Madame la Maire,
Chère Laurence Patrice, Chers collègues,
Nous examinons aujourd’hui une délibération qui donne corps à un vœu voté lors du Conseil de Paris de novembre dernier. Celle de dédier un lieu du 9e arrondissement de Paris à la mémoire de monsieur Garbis Aprikian, compositeur et chef de chœur franco-arménien, disparu en octobre 2024 au lendemain de ses 98 ans.
À travers cette dénomination, il s’agit de rendre hommage à une personnalité d’exception, une figure discrète mais majeure dont la vie et l’œuvre ont tissé un lien singulier entre les cultures, entre les traditions liturgiques arméniennes et les canons de la musique occidentale. Né à Alexandrie en 1926, le futur maestro a grandi au sein de la communauté arménienne où le champ sacré devient très tôt une seconde langue. Son destin artistique se dessine dès l’adolescence à l’ombre des grandes figures de l’opéra italien grâce à un maître formé par Mascagni.

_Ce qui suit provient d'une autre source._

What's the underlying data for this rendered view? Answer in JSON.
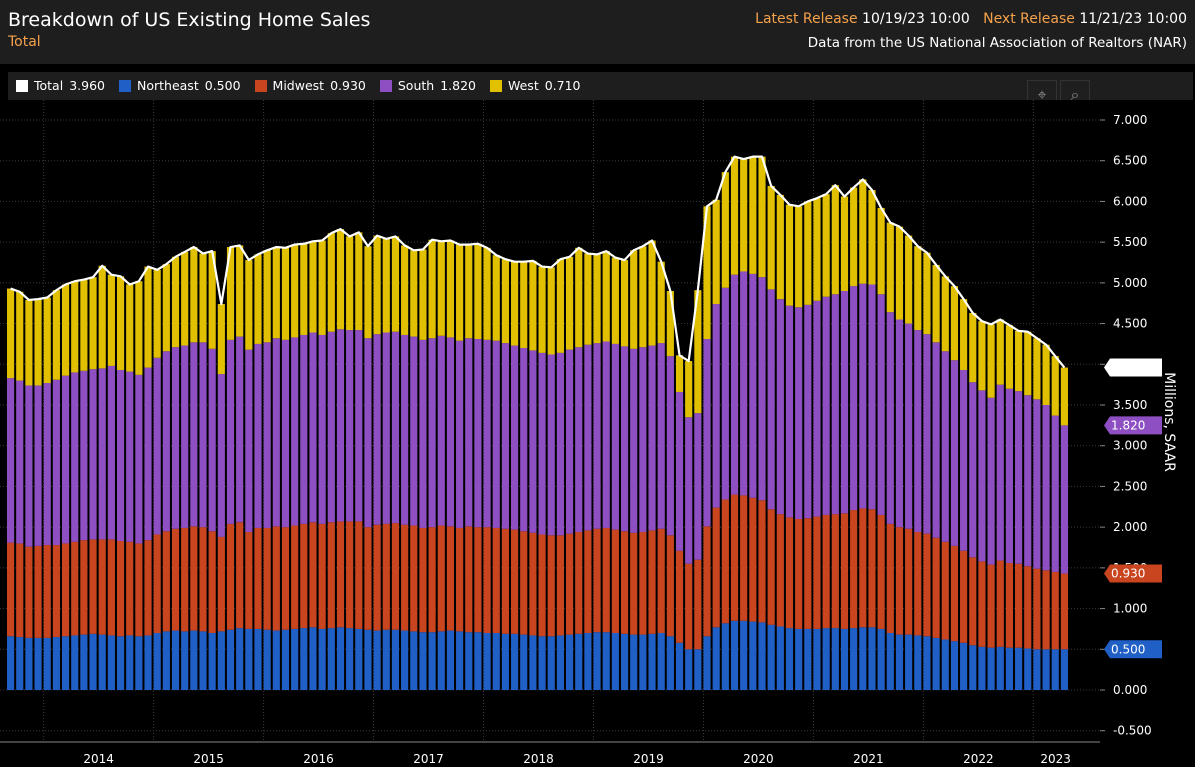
{
  "header": {
    "title": "Breakdown of US Existing Home Sales",
    "subtitle": "Total",
    "latest_release_label": "Latest Release",
    "latest_release_value": "10/19/23 10:00",
    "next_release_label": "Next Release",
    "next_release_value": "11/21/23 10:00",
    "source": "Data from the US National Association of Realtors (NAR)"
  },
  "legend": [
    {
      "name": "Total",
      "value": "3.960",
      "color": "#ffffff"
    },
    {
      "name": "Northeast",
      "value": "0.500",
      "color": "#1f5fc6"
    },
    {
      "name": "Midwest",
      "value": "0.930",
      "color": "#c8451f"
    },
    {
      "name": "South",
      "value": "1.820",
      "color": "#8d4fc2"
    },
    {
      "name": "West",
      "value": "0.710",
      "color": "#e0c000"
    }
  ],
  "toolbar": {
    "crosshair_icon": "crosshair-icon",
    "zoom_icon": "zoom-icon"
  },
  "chart_data": {
    "type": "bar",
    "stacked": true,
    "ylabel": "Millions, SAAR",
    "ylim": [
      -0.6,
      7.2
    ],
    "y_ticks": [
      "7.000",
      "6.500",
      "6.000",
      "5.500",
      "5.000",
      "4.500",
      "4.000",
      "3.500",
      "3.000",
      "2.500",
      "2.000",
      "1.500",
      "1.000",
      "0.500",
      "0.000",
      "-0.500"
    ],
    "x_tick_labels": [
      "2014",
      "2015",
      "2016",
      "2017",
      "2018",
      "2019",
      "2020",
      "2021",
      "2022",
      "2023"
    ],
    "first_month": "2013-09",
    "last_values": {
      "Total": "3.960",
      "South": "1.820",
      "Midwest": "0.930",
      "Northeast": "0.500"
    },
    "series": [
      {
        "name": "Northeast",
        "color": "#1f5fc6",
        "values": [
          0.66,
          0.65,
          0.64,
          0.64,
          0.64,
          0.65,
          0.66,
          0.67,
          0.68,
          0.69,
          0.68,
          0.67,
          0.66,
          0.67,
          0.66,
          0.67,
          0.7,
          0.72,
          0.73,
          0.72,
          0.73,
          0.72,
          0.7,
          0.72,
          0.74,
          0.76,
          0.75,
          0.75,
          0.74,
          0.73,
          0.74,
          0.75,
          0.76,
          0.77,
          0.75,
          0.76,
          0.77,
          0.76,
          0.75,
          0.74,
          0.73,
          0.74,
          0.74,
          0.73,
          0.72,
          0.71,
          0.71,
          0.72,
          0.73,
          0.72,
          0.71,
          0.71,
          0.7,
          0.7,
          0.69,
          0.69,
          0.68,
          0.67,
          0.66,
          0.66,
          0.67,
          0.68,
          0.69,
          0.7,
          0.71,
          0.71,
          0.7,
          0.69,
          0.68,
          0.68,
          0.69,
          0.7,
          0.66,
          0.58,
          0.5,
          0.5,
          0.66,
          0.77,
          0.82,
          0.85,
          0.85,
          0.84,
          0.83,
          0.8,
          0.78,
          0.76,
          0.75,
          0.75,
          0.75,
          0.76,
          0.76,
          0.75,
          0.76,
          0.77,
          0.77,
          0.75,
          0.7,
          0.68,
          0.68,
          0.67,
          0.66,
          0.64,
          0.62,
          0.6,
          0.58,
          0.55,
          0.53,
          0.52,
          0.53,
          0.52,
          0.52,
          0.51,
          0.5,
          0.5,
          0.5,
          0.5
        ]
      },
      {
        "name": "Midwest",
        "color": "#c8451f",
        "values": [
          1.15,
          1.15,
          1.12,
          1.13,
          1.14,
          1.13,
          1.14,
          1.15,
          1.16,
          1.16,
          1.17,
          1.18,
          1.17,
          1.15,
          1.14,
          1.17,
          1.21,
          1.23,
          1.25,
          1.27,
          1.28,
          1.28,
          1.25,
          1.16,
          1.3,
          1.3,
          1.19,
          1.24,
          1.25,
          1.28,
          1.26,
          1.27,
          1.28,
          1.29,
          1.29,
          1.3,
          1.3,
          1.31,
          1.32,
          1.26,
          1.3,
          1.3,
          1.31,
          1.3,
          1.3,
          1.28,
          1.29,
          1.3,
          1.28,
          1.27,
          1.3,
          1.29,
          1.3,
          1.29,
          1.29,
          1.28,
          1.27,
          1.26,
          1.25,
          1.24,
          1.23,
          1.24,
          1.25,
          1.26,
          1.27,
          1.28,
          1.27,
          1.26,
          1.25,
          1.26,
          1.27,
          1.28,
          1.24,
          1.13,
          1.05,
          1.1,
          1.35,
          1.47,
          1.52,
          1.55,
          1.54,
          1.52,
          1.5,
          1.42,
          1.38,
          1.36,
          1.35,
          1.36,
          1.38,
          1.39,
          1.4,
          1.42,
          1.45,
          1.46,
          1.45,
          1.4,
          1.34,
          1.32,
          1.3,
          1.27,
          1.26,
          1.23,
          1.2,
          1.17,
          1.13,
          1.08,
          1.05,
          1.02,
          1.06,
          1.04,
          1.03,
          1.01,
          0.99,
          0.97,
          0.95,
          0.93
        ]
      },
      {
        "name": "South",
        "color": "#8d4fc2",
        "values": [
          2.02,
          2.0,
          1.98,
          1.97,
          1.99,
          2.03,
          2.06,
          2.08,
          2.08,
          2.09,
          2.1,
          2.13,
          2.1,
          2.09,
          2.07,
          2.12,
          2.17,
          2.21,
          2.23,
          2.24,
          2.26,
          2.27,
          2.24,
          2.0,
          2.26,
          2.28,
          2.24,
          2.26,
          2.28,
          2.31,
          2.3,
          2.31,
          2.32,
          2.33,
          2.32,
          2.34,
          2.36,
          2.35,
          2.35,
          2.32,
          2.34,
          2.35,
          2.35,
          2.33,
          2.32,
          2.31,
          2.32,
          2.33,
          2.32,
          2.3,
          2.31,
          2.31,
          2.3,
          2.3,
          2.28,
          2.26,
          2.25,
          2.24,
          2.23,
          2.22,
          2.24,
          2.26,
          2.27,
          2.28,
          2.28,
          2.29,
          2.28,
          2.27,
          2.26,
          2.27,
          2.27,
          2.28,
          2.2,
          1.95,
          1.8,
          1.8,
          2.3,
          2.5,
          2.6,
          2.7,
          2.75,
          2.75,
          2.74,
          2.7,
          2.64,
          2.6,
          2.6,
          2.62,
          2.65,
          2.68,
          2.7,
          2.73,
          2.75,
          2.76,
          2.76,
          2.71,
          2.6,
          2.55,
          2.52,
          2.48,
          2.45,
          2.4,
          2.34,
          2.28,
          2.22,
          2.15,
          2.1,
          2.05,
          2.16,
          2.14,
          2.12,
          2.1,
          2.08,
          2.03,
          1.92,
          1.82
        ]
      },
      {
        "name": "West",
        "color": "#e0c000",
        "values": [
          1.1,
          1.09,
          1.05,
          1.06,
          1.05,
          1.1,
          1.12,
          1.12,
          1.12,
          1.13,
          1.26,
          1.12,
          1.15,
          1.07,
          1.15,
          1.24,
          1.08,
          1.07,
          1.11,
          1.15,
          1.17,
          1.09,
          1.2,
          0.86,
          1.14,
          1.12,
          1.1,
          1.1,
          1.13,
          1.12,
          1.13,
          1.14,
          1.12,
          1.12,
          1.16,
          1.21,
          1.23,
          1.15,
          1.2,
          1.13,
          1.21,
          1.15,
          1.17,
          1.1,
          1.06,
          1.11,
          1.21,
          1.16,
          1.19,
          1.18,
          1.15,
          1.17,
          1.13,
          1.05,
          1.03,
          1.03,
          1.06,
          1.1,
          1.06,
          1.07,
          1.15,
          1.14,
          1.22,
          1.12,
          1.09,
          1.11,
          1.06,
          1.06,
          1.21,
          1.24,
          1.29,
          1.0,
          0.8,
          0.45,
          0.69,
          1.51,
          1.63,
          1.28,
          1.42,
          1.45,
          1.38,
          1.44,
          1.48,
          1.27,
          1.28,
          1.24,
          1.24,
          1.27,
          1.26,
          1.26,
          1.34,
          1.16,
          1.21,
          1.28,
          1.16,
          1.06,
          1.1,
          1.14,
          1.08,
          1.03,
          1.0,
          0.95,
          0.92,
          0.91,
          0.87,
          0.85,
          0.85,
          0.9,
          0.8,
          0.78,
          0.74,
          0.78,
          0.75,
          0.74,
          0.73,
          0.71
        ]
      }
    ]
  }
}
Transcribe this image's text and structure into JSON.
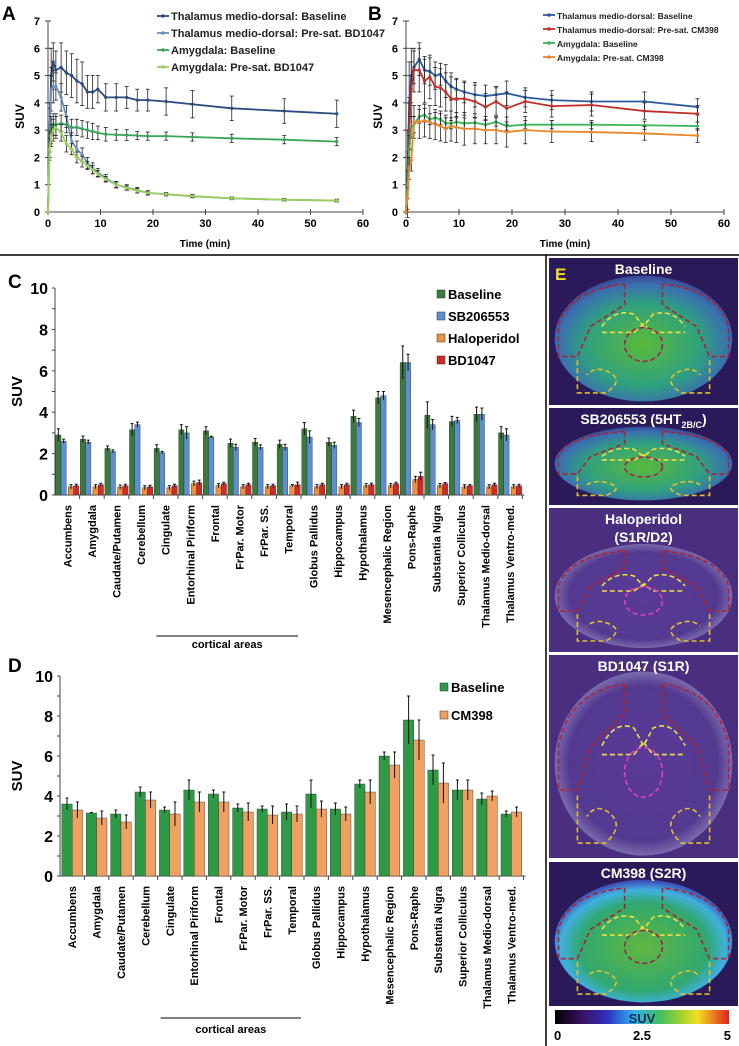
{
  "panel_labels": {
    "a": "A",
    "b": "B",
    "c": "C",
    "d": "D",
    "e": "E"
  },
  "cortical_label": "cortical areas",
  "chart_data": [
    {
      "id": "A",
      "type": "line",
      "xlabel": "Time (min)",
      "ylabel": "SUV",
      "xlim": [
        0,
        60
      ],
      "ylim": [
        0,
        7
      ],
      "xticks": [
        0,
        10,
        20,
        30,
        40,
        50,
        60
      ],
      "yticks": [
        0,
        1,
        2,
        3,
        4,
        5,
        6,
        7
      ],
      "grid": false,
      "legend": "top",
      "x": [
        0,
        0.3,
        0.6,
        1,
        1.5,
        2.5,
        3.5,
        4.5,
        5.5,
        6.5,
        7.5,
        8.5,
        9.5,
        11,
        13,
        15,
        17,
        19,
        22.5,
        27.5,
        35,
        45,
        55
      ],
      "series": [
        {
          "name": "Thalamus medio-dorsal: Baseline",
          "color": "#2c4a7c",
          "y": [
            0,
            3,
            5,
            5.5,
            5.2,
            5.3,
            5.1,
            5.0,
            4.8,
            4.7,
            4.4,
            4.4,
            4.5,
            4.2,
            4.2,
            4.2,
            4.1,
            4.1,
            4.05,
            3.95,
            3.8,
            3.7,
            3.6
          ],
          "err": [
            0,
            1,
            1,
            0.7,
            0.7,
            0.9,
            0.8,
            0.8,
            0.8,
            0.8,
            0.6,
            0.6,
            0.5,
            0.5,
            0.5,
            0.4,
            0.4,
            0.4,
            0.5,
            0.5,
            0.45,
            0.45,
            0.5
          ]
        },
        {
          "name": "Thalamus medio-dorsal: Pre-sat. BD1047",
          "color": "#6a8fc0",
          "y": [
            0,
            3,
            4.5,
            4.6,
            4.6,
            4.2,
            3.5,
            2.6,
            2.3,
            2.1,
            1.8,
            1.6,
            1.45,
            1.25,
            1.0,
            0.9,
            0.8,
            0.7,
            0.65,
            0.58,
            0.5,
            0.45,
            0.42
          ],
          "err": [
            0,
            0.8,
            0.8,
            0.6,
            0.5,
            0.5,
            0.4,
            0.3,
            0.3,
            0.25,
            0.2,
            0.2,
            0.15,
            0.12,
            0.12,
            0.1,
            0.1,
            0.08,
            0.06,
            0.06,
            0.05,
            0.05,
            0.05
          ]
        },
        {
          "name": "Amygdala: Baseline",
          "color": "#3aa55a",
          "y": [
            0,
            2.5,
            3.0,
            3.2,
            3.2,
            3.25,
            3.2,
            3.1,
            3.1,
            3.05,
            3.0,
            2.95,
            2.9,
            2.85,
            2.83,
            2.82,
            2.8,
            2.78,
            2.78,
            2.75,
            2.7,
            2.65,
            2.58
          ],
          "err": [
            0,
            0.5,
            0.5,
            0.4,
            0.4,
            0.3,
            0.3,
            0.3,
            0.3,
            0.3,
            0.3,
            0.3,
            0.25,
            0.25,
            0.2,
            0.2,
            0.15,
            0.15,
            0.15,
            0.15,
            0.15,
            0.15,
            0.15
          ]
        },
        {
          "name": "Amygdala: Pre-sat. BD1047",
          "color": "#9ccf5a",
          "y": [
            0,
            2.3,
            2.8,
            3.0,
            3.1,
            2.9,
            2.5,
            2.3,
            2.0,
            1.85,
            1.7,
            1.55,
            1.4,
            1.2,
            1.0,
            0.88,
            0.78,
            0.7,
            0.65,
            0.58,
            0.5,
            0.45,
            0.42
          ],
          "err": [
            0,
            0.4,
            0.4,
            0.4,
            0.4,
            0.3,
            0.3,
            0.2,
            0.2,
            0.2,
            0.15,
            0.15,
            0.12,
            0.1,
            0.1,
            0.08,
            0.08,
            0.06,
            0.05,
            0.05,
            0.04,
            0.04,
            0.04
          ]
        }
      ]
    },
    {
      "id": "B",
      "type": "line",
      "xlabel": "Time (min)",
      "ylabel": "SUV",
      "xlim": [
        0,
        60
      ],
      "ylim": [
        0,
        7
      ],
      "xticks": [
        0,
        10,
        20,
        30,
        40,
        50,
        60
      ],
      "yticks": [
        0,
        1,
        2,
        3,
        4,
        5,
        6,
        7
      ],
      "grid": false,
      "legend": "top-right",
      "x": [
        0,
        0.3,
        0.6,
        1,
        1.5,
        2.5,
        3.5,
        4.5,
        5.5,
        6.5,
        7.5,
        8.5,
        9.5,
        11,
        13,
        15,
        17,
        19,
        22.5,
        27.5,
        35,
        45,
        55
      ],
      "series": [
        {
          "name": "Thalamus medio-dorsal: Baseline",
          "color": "#2e5aa0",
          "y": [
            0,
            1.5,
            4,
            5,
            5.3,
            5.6,
            5.2,
            5.15,
            5.0,
            5.05,
            4.8,
            4.6,
            4.5,
            4.4,
            4.3,
            4.25,
            4.3,
            4.35,
            4.2,
            4.1,
            4.05,
            4.05,
            3.85
          ],
          "err": [
            0,
            1.5,
            1.5,
            1.0,
            0.6,
            0.6,
            0.5,
            0.5,
            0.5,
            0.4,
            0.6,
            0.5,
            0.4,
            0.4,
            0.45,
            0.4,
            0.3,
            0.45,
            0.35,
            0.35,
            0.35,
            0.35,
            0.3
          ]
        },
        {
          "name": "Thalamus medio-dorsal: Pre-sat. CM398",
          "color": "#c0302a",
          "y": [
            0,
            1,
            3,
            4.5,
            5.2,
            5.2,
            4.8,
            4.95,
            4.6,
            4.55,
            4.4,
            4.15,
            4.15,
            4.15,
            4.05,
            3.85,
            4.05,
            3.8,
            4.05,
            3.88,
            3.92,
            3.7,
            3.6
          ],
          "err": [
            0,
            1.2,
            1.2,
            1,
            0.8,
            0.8,
            0.8,
            0.8,
            0.7,
            0.7,
            0.7,
            0.8,
            0.7,
            0.6,
            0.6,
            0.5,
            0.5,
            0.6,
            0.4,
            0.4,
            0.4,
            0.3,
            0.3
          ]
        },
        {
          "name": "Amygdala: Baseline",
          "color": "#3db55a",
          "y": [
            0,
            1,
            2.3,
            3.1,
            3.2,
            3.5,
            3.55,
            3.4,
            3.45,
            3.4,
            3.25,
            3.25,
            3.3,
            3.25,
            3.27,
            3.2,
            3.3,
            3.15,
            3.2,
            3.2,
            3.2,
            3.18,
            3.15
          ],
          "err": [
            0,
            0.5,
            0.5,
            0.4,
            0.3,
            0.25,
            0.25,
            0.2,
            0.2,
            0.2,
            0.2,
            0.2,
            0.2,
            0.2,
            0.2,
            0.2,
            0.15,
            0.15,
            0.15,
            0.15,
            0.15,
            0.15,
            0.15
          ]
        },
        {
          "name": "Amygdala: Pre-sat. CM398",
          "color": "#e8862a",
          "y": [
            0,
            0.5,
            1.6,
            1.9,
            3.3,
            3.3,
            3.35,
            3.3,
            3.2,
            3.15,
            3.05,
            3.15,
            3.1,
            3.05,
            3.05,
            3.0,
            3.0,
            2.93,
            3.0,
            2.95,
            2.93,
            2.88,
            2.8
          ],
          "err": [
            0,
            0.4,
            0.4,
            0.4,
            0.6,
            0.6,
            0.6,
            0.6,
            0.55,
            0.55,
            0.5,
            0.55,
            0.55,
            0.6,
            0.55,
            0.5,
            0.5,
            0.55,
            0.5,
            0.4,
            0.35,
            0.25,
            0.25
          ]
        }
      ]
    },
    {
      "id": "C",
      "type": "bar",
      "ylabel": "SUV",
      "ylim": [
        0,
        10
      ],
      "yticks": [
        0,
        2,
        4,
        6,
        8,
        10
      ],
      "grid": false,
      "legend": "top-right",
      "categories": [
        "Accumbens",
        "Amygdala",
        "Caudate/Putamen",
        "Cerebellum",
        "Cingulate",
        "Entorhinal Piriform",
        "Frontal",
        "FrPar. Motor",
        "FrPar. SS.",
        "Temporal",
        "Globus Pallidus",
        "Hippocampus",
        "Hypothalamus",
        "Mesencephalic Region",
        "Pons-Raphe",
        "Substantia Nigra",
        "Superior Colliculus",
        "Thalamus Medio-dorsal",
        "Thalamus Ventro-med."
      ],
      "series": [
        {
          "name": "Baseline",
          "color": "#3a7a3a",
          "values": [
            2.9,
            2.7,
            2.25,
            3.15,
            2.25,
            3.15,
            3.1,
            2.5,
            2.55,
            2.45,
            3.2,
            2.55,
            3.8,
            4.7,
            6.4,
            3.85,
            3.55,
            3.9,
            3.0
          ],
          "err": [
            0.3,
            0.15,
            0.12,
            0.3,
            0.18,
            0.25,
            0.2,
            0.2,
            0.18,
            0.2,
            0.3,
            0.2,
            0.3,
            0.3,
            0.8,
            0.65,
            0.25,
            0.35,
            0.3
          ]
        },
        {
          "name": "SB206553",
          "color": "#5b8fd0",
          "values": [
            2.6,
            2.55,
            2.1,
            3.4,
            2.05,
            3.0,
            2.8,
            2.3,
            2.3,
            2.3,
            2.8,
            2.4,
            3.5,
            4.8,
            6.4,
            3.4,
            3.6,
            3.9,
            2.9
          ],
          "err": [
            0.1,
            0.1,
            0.08,
            0.12,
            0.06,
            0.3,
            0.04,
            0.15,
            0.12,
            0.15,
            0.3,
            0.15,
            0.2,
            0.2,
            0.4,
            0.25,
            0.15,
            0.3,
            0.3
          ]
        },
        {
          "name": "Haloperidol",
          "color": "#f0903c",
          "values": [
            0.4,
            0.4,
            0.38,
            0.35,
            0.35,
            0.55,
            0.45,
            0.4,
            0.4,
            0.45,
            0.4,
            0.4,
            0.45,
            0.45,
            0.75,
            0.45,
            0.4,
            0.4,
            0.4
          ],
          "err": [
            0.1,
            0.1,
            0.1,
            0.1,
            0.1,
            0.12,
            0.1,
            0.1,
            0.1,
            0.06,
            0.1,
            0.1,
            0.1,
            0.1,
            0.15,
            0.1,
            0.1,
            0.1,
            0.1
          ]
        },
        {
          "name": "BD1047",
          "color": "#d02a2a",
          "values": [
            0.45,
            0.5,
            0.45,
            0.4,
            0.45,
            0.6,
            0.55,
            0.5,
            0.45,
            0.5,
            0.5,
            0.5,
            0.5,
            0.55,
            0.9,
            0.55,
            0.45,
            0.5,
            0.45
          ],
          "err": [
            0.07,
            0.07,
            0.07,
            0.07,
            0.07,
            0.12,
            0.07,
            0.07,
            0.07,
            0.12,
            0.07,
            0.07,
            0.07,
            0.07,
            0.2,
            0.05,
            0.05,
            0.07,
            0.07
          ]
        }
      ]
    },
    {
      "id": "D",
      "type": "bar",
      "ylabel": "SUV",
      "ylim": [
        0,
        10
      ],
      "yticks": [
        0,
        2,
        4,
        6,
        8,
        10
      ],
      "grid": false,
      "legend": "top-right",
      "categories": [
        "Accumbens",
        "Amygdala",
        "Caudate/Putamen",
        "Cerebellum",
        "Cingulate",
        "Entorhinal Piriform",
        "Frontal",
        "FrPar. Motor",
        "FrPar. SS.",
        "Temporal",
        "Globus Pallidus",
        "Hippocampus",
        "Hypothalamus",
        "Mesencephalic Region",
        "Pons-Raphe",
        "Substantia Nigra",
        "Superior Colliculus",
        "Thalamus Medio-dorsal",
        "Thalamus Ventro-med."
      ],
      "series": [
        {
          "name": "Baseline",
          "color": "#2e9a46",
          "values": [
            3.6,
            3.15,
            3.1,
            4.2,
            3.3,
            4.3,
            4.1,
            3.4,
            3.35,
            3.2,
            4.1,
            3.35,
            4.6,
            6.0,
            7.8,
            5.3,
            4.3,
            3.85,
            3.1
          ],
          "err": [
            0.3,
            0.03,
            0.2,
            0.25,
            0.15,
            0.5,
            0.2,
            0.2,
            0.15,
            0.4,
            0.7,
            0.3,
            0.2,
            0.2,
            1.2,
            0.75,
            0.5,
            0.3,
            0.15
          ]
        },
        {
          "name": "CM398",
          "color": "#f0a060",
          "values": [
            3.3,
            2.9,
            2.7,
            3.8,
            3.1,
            3.7,
            3.7,
            3.2,
            3.05,
            3.1,
            3.35,
            3.1,
            4.2,
            5.55,
            6.8,
            4.65,
            4.3,
            4.0,
            3.2
          ],
          "err": [
            0.4,
            0.35,
            0.35,
            0.4,
            0.6,
            0.5,
            0.5,
            0.45,
            0.45,
            0.4,
            0.4,
            0.35,
            0.6,
            0.65,
            1.0,
            1.0,
            0.5,
            0.25,
            0.25
          ]
        }
      ]
    }
  ],
  "images": {
    "panels": [
      {
        "title": "Baseline",
        "tint": "green"
      },
      {
        "title": "SB206553 (5HT",
        "subscript": "2B/C",
        "title_end": ")",
        "tint": "green"
      },
      {
        "title": "Haloperidol",
        "title_line2": "(S1R/D2)",
        "tint": "purple"
      },
      {
        "title": "BD1047 (S1R)",
        "tint": "purple"
      },
      {
        "title": "CM398 (S2R)",
        "tint": "green-bright"
      }
    ],
    "colorbar": {
      "label": "SUV",
      "ticks": [
        "0",
        "2.5",
        "5"
      ],
      "range": [
        0,
        5
      ]
    }
  }
}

Sa première œuvre, l’Hirondelle, dit bien cette vocation précoce de porter la voix et l’exil au plus haut. Arrivé à Paris en 1953, boursier, il intègre les grandes institutions de la vie musicale française. Il y reçoit l’enseignement rigoureux de Tony Aubin, de Simone Plé-Caussade et surtout d’Olivier Messiaen, dont il suit les cours d’esthétique musical au conservatoire national supérieur.
C’est à Paris qu’il compose, dirige et transmet sans relâche pendant plus de 60 ans. Chef des cœurs mixtes Sipan Komitas qu’il dirige pendant plus d’un demi-siècle, Garbis Aprikian s’est imposé comme un ambassadeur infatigable de la musique arménienne qu’il a fait rayonner à travers toute l’Europe de Munich à Venise en passant par Genève et Amsterdam.
Sa démarche artistique n’a jamais été le repli, mais au contraire le dialogue des cultures, alliance des mélodies européennes et de la diaspora. Parmi ces œuvres marquantes, citons notamment la la naissance de David de Sassoun, inspiré de l’épopée arménienne. Homme de paix et de transmission, Monsieur Aprikian a consacré sa vie à la création, au partage, à l’harmonie, au sens musical, comme essence comme au sens citoyen du terme.
En 1991, juste après la chute de l’URSS et l’indépendance de la République d’Arménie, il est invité par les plus hautes autorités du pays à s’y produire pour la première fois. Une reconnaissance forte, à la fois symbolique et artistique pour un compositeur longtemps ancré, connu et reconnu en diaspora.
Ces talents ont été salués par de nombreuses distinctions dont le titre de commandeur dans l’ordre des arts et des lettres en 2021. Afin d’honorer sa mémoire et son héritage en lien étroit avec ses enfants Ara Aprikian et Gorune Aprikian et avec vous chère Laurence Patrice, le choix de la place large et arborée à l’angle des rues de Maubeuge et d’Abbeville et à quelques maîtres de l’Église Saint-Vincent de Paul où il a donné son concert d’adieux, s’est imposé avec justesse.
Dans cette période où la mémoire et le dialogue doivent être des piliers donnés à un lieu du 9e arrondissement de Paris, le nom de Garbis Aprikian c’est réaffirmer l’importance du travail de mémoire, de la transmission du partage de culture et de la fidélité aux racines sans renier l’universel. Vous l’aurez compris aujourd’hui nous sommes heureux et satisfaits de l’examen et du vote en faveur de cette délibération.